Mit Hanna nach Havanna (Theresia Graw)

Mit dem Cadillac auf Kuba unterwegs

Nach einer Kuba-Reise im Jahr 2017 ist mir dieses Buch in die Hände gefallen. Titel und Beschreibung klangen gut, Cover war einladend – also musste ich es lesen.

Beschreibung des Buches:
„Mit Hanna nach Havanna“ ist 2018 im blanvalet-Verlag als Taschenbuch erschienen. Der Roman hat 377 Seiten + ein paar Kubanische Rezepte. Auf dem Titelbild sind Flamingos und Orchideen als Muster abgebildet. Das Buch macht damit einen recht ansprechenden Eindruck.

Kurze Zusammenfassung:
Die Journalistin und Moderatorin Katrin, Mitte dreißig, verliert ihre geliebte Reisesendung und soll zukünftig ein Seniorenmagazin moderieren. Da trifft sie auf die reiselustige Seniorin Hanna, die auf Kuba ihre alte, erste große Liebe suchen will. Hanna engagiert Katrin als Fahrerin und Begleitung, Katrin würde gerne eine Reportage über Hannas große Liebe schreiben, sie hofft auf einen ausgeschriebenen Preis für Journalisten. Die Reise erweist sich als äußerst turbulent und als ständige „Jagd“ nach dem Gesuchten.

Mein Leseeindruck:
Wenn man schon mal auf Kuba war, dann taucht man mit diesem Roman in Gedanken ganz wunderbar wieder in seine eigene schöne Reise hinein, auch wenn man sicherlich nicht die ganzen Widrigkeiten selbst erlebt hat, die den zwei Reisenden über den Weg laufen.

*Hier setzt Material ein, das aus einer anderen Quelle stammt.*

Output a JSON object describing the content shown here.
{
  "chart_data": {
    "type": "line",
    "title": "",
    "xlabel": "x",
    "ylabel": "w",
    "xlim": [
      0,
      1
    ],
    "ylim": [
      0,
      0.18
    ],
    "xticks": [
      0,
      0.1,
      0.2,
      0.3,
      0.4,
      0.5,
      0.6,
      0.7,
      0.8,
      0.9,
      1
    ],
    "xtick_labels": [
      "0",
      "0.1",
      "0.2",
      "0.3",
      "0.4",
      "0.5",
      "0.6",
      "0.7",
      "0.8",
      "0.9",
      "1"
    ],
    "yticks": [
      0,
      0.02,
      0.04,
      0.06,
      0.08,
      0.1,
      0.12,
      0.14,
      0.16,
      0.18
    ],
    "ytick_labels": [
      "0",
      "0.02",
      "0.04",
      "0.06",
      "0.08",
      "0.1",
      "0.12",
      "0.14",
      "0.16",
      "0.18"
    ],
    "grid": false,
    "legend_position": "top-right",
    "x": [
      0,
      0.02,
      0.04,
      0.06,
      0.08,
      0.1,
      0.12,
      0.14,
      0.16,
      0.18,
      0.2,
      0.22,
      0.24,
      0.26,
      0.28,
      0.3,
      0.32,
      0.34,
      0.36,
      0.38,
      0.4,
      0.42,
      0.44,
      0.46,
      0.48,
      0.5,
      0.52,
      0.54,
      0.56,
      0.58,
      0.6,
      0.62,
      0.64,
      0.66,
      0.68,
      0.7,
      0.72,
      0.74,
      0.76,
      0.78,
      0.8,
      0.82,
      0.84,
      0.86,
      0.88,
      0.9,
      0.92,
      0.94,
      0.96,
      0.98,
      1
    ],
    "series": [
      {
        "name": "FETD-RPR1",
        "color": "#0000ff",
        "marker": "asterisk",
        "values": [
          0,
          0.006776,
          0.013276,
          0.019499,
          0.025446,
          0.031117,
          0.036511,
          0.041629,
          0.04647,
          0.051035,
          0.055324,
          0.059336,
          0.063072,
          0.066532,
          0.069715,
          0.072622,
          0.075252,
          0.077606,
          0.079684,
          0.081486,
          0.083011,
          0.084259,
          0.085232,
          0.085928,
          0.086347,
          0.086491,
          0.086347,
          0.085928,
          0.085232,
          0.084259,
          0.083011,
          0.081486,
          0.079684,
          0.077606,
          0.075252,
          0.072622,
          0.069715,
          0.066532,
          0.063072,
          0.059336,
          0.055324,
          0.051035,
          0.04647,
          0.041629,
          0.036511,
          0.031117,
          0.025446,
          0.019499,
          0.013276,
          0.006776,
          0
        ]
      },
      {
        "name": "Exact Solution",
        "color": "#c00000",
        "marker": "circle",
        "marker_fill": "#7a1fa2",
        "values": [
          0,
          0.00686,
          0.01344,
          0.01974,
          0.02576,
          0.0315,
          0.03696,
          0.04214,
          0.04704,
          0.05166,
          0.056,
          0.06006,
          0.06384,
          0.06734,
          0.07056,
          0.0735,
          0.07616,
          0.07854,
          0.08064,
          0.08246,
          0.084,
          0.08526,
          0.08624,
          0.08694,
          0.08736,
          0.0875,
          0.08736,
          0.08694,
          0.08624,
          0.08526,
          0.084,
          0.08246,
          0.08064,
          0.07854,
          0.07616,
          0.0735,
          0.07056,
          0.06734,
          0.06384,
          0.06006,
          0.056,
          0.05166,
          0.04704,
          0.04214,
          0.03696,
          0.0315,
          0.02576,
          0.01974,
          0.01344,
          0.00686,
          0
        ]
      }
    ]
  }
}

Durch dieses Buch erhält man das richtige Reisefeeling, das einen überkommt, wenn man auf dieser Insel nicht nur Strandurlaub macht, sondern auch die Kultur und das Leben der Menschen vor Ort erleben und verstehen will.

Die Reise von Katrin und Hanna erweist sich auch als Reise zu sich selbst. Immer wieder stoßen die beiden auf Hürden, die sie letztendlich  mit all ihrer Kraft und auch der Freundlichkeit und Hilfsbereitschaft der Menschen überwinden können. Da haben sie eine Reifenpanne mitten auf der Autobahn, ein anderes Mal fahren sie mutterseeelenallein über eine nicht befestigte Straße im Hinterland mit Überschwemmungen und tiefen Löchern.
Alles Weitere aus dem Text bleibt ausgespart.